20090316

INSPIRATION, THE STOLEN, THE MEDITATIVE, THE HAND-MECHANICAL

1) “The only literature is voluntary literature.

If I may refer to the henceforth famous dictum in Odile, we can add to this notion the considerable consequences resulting from the fact that: The really inspired person is never inspired, but always inspired. What does this mean? What? This thing so rare, inspiration, this gift of the gods which makes the poet, and which this unhappy man never quite deserves in spite of all his heartaches, this enlightenment coming from who knows where, is it possible that it might cease to be capricious, and that any and everybody might find it faithful and compliant to his desires? The serious revolution, the sudden change this simple sentence introduced into a conception of literature still wholly dominated by romantic effusions and the exaltation of subjectivity, has never been fully analyzed. In fact, this sentence implied the revolutionary conception of the objectivity of literature, and from that time forward opened the latter to all possible modes of manipulation. In short, like mathematics, literature could be explored.”

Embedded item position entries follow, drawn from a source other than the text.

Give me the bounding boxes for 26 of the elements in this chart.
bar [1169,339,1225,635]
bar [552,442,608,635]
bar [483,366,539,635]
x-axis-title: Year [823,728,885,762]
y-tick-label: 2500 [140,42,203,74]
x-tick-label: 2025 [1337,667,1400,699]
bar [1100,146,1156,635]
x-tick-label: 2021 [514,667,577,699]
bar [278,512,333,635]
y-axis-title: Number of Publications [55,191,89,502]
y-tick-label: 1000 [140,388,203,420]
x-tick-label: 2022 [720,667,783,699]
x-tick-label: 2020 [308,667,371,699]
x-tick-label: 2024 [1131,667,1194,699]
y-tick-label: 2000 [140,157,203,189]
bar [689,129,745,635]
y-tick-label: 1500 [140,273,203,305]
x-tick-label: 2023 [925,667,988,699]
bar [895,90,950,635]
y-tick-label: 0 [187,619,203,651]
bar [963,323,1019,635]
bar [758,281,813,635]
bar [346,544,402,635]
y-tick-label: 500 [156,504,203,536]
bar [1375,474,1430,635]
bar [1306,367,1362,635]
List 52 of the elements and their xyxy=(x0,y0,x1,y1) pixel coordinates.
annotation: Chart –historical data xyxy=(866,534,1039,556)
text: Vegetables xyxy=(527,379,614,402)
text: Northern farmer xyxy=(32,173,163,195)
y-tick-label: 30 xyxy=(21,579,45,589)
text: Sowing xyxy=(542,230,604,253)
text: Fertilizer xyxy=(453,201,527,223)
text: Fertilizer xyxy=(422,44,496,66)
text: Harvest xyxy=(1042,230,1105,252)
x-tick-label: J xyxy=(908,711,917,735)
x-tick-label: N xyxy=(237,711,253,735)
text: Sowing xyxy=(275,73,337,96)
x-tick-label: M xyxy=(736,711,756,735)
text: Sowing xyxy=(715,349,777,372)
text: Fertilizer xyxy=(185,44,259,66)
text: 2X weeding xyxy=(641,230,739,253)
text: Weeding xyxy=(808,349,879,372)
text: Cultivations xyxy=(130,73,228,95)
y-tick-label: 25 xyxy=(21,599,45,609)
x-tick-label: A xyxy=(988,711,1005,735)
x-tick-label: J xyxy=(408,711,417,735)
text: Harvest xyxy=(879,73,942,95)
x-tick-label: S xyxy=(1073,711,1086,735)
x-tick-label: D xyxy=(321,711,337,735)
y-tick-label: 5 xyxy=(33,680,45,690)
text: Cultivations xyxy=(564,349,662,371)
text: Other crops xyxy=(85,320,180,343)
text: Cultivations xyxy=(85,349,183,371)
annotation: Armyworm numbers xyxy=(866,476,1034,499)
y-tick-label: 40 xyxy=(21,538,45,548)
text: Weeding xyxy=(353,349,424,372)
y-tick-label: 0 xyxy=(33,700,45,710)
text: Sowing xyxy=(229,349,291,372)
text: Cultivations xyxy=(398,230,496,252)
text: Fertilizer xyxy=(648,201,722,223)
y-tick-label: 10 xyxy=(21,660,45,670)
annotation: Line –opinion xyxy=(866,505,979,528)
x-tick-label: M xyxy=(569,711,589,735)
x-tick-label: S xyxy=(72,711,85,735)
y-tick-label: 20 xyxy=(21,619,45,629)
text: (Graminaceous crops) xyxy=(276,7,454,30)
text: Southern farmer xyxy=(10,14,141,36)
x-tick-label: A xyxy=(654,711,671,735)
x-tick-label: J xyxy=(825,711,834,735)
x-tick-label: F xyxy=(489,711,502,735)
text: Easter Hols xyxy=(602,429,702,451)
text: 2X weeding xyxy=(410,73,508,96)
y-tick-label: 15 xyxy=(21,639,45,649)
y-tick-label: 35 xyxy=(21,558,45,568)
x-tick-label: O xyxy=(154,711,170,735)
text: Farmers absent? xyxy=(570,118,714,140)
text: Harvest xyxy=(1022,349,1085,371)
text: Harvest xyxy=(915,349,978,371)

2) “Deep thanks to Richard O’Russa and Situations Press for the republication of several pages from O’Russa’s Elastic Latitudes. The section “Zeros and Ones” was written directly out of a process of copying the pages of Elastic Latitudes, a typewriter-written poem made entirely of the numbers 0 and 1, into duplicate lines with the numbers spelled out. By the end of each page I would be in a trance-like empty state and write what turned out to be all the poems that make up that middle section.”

1. Jean Lescure, “Brief History of the Oulipo,” Oulipo: A Primer of Potential Literature, ed. Warren F. Motte, Jr. (Illinois State University: Dalkey Archive Press, 1986), 34.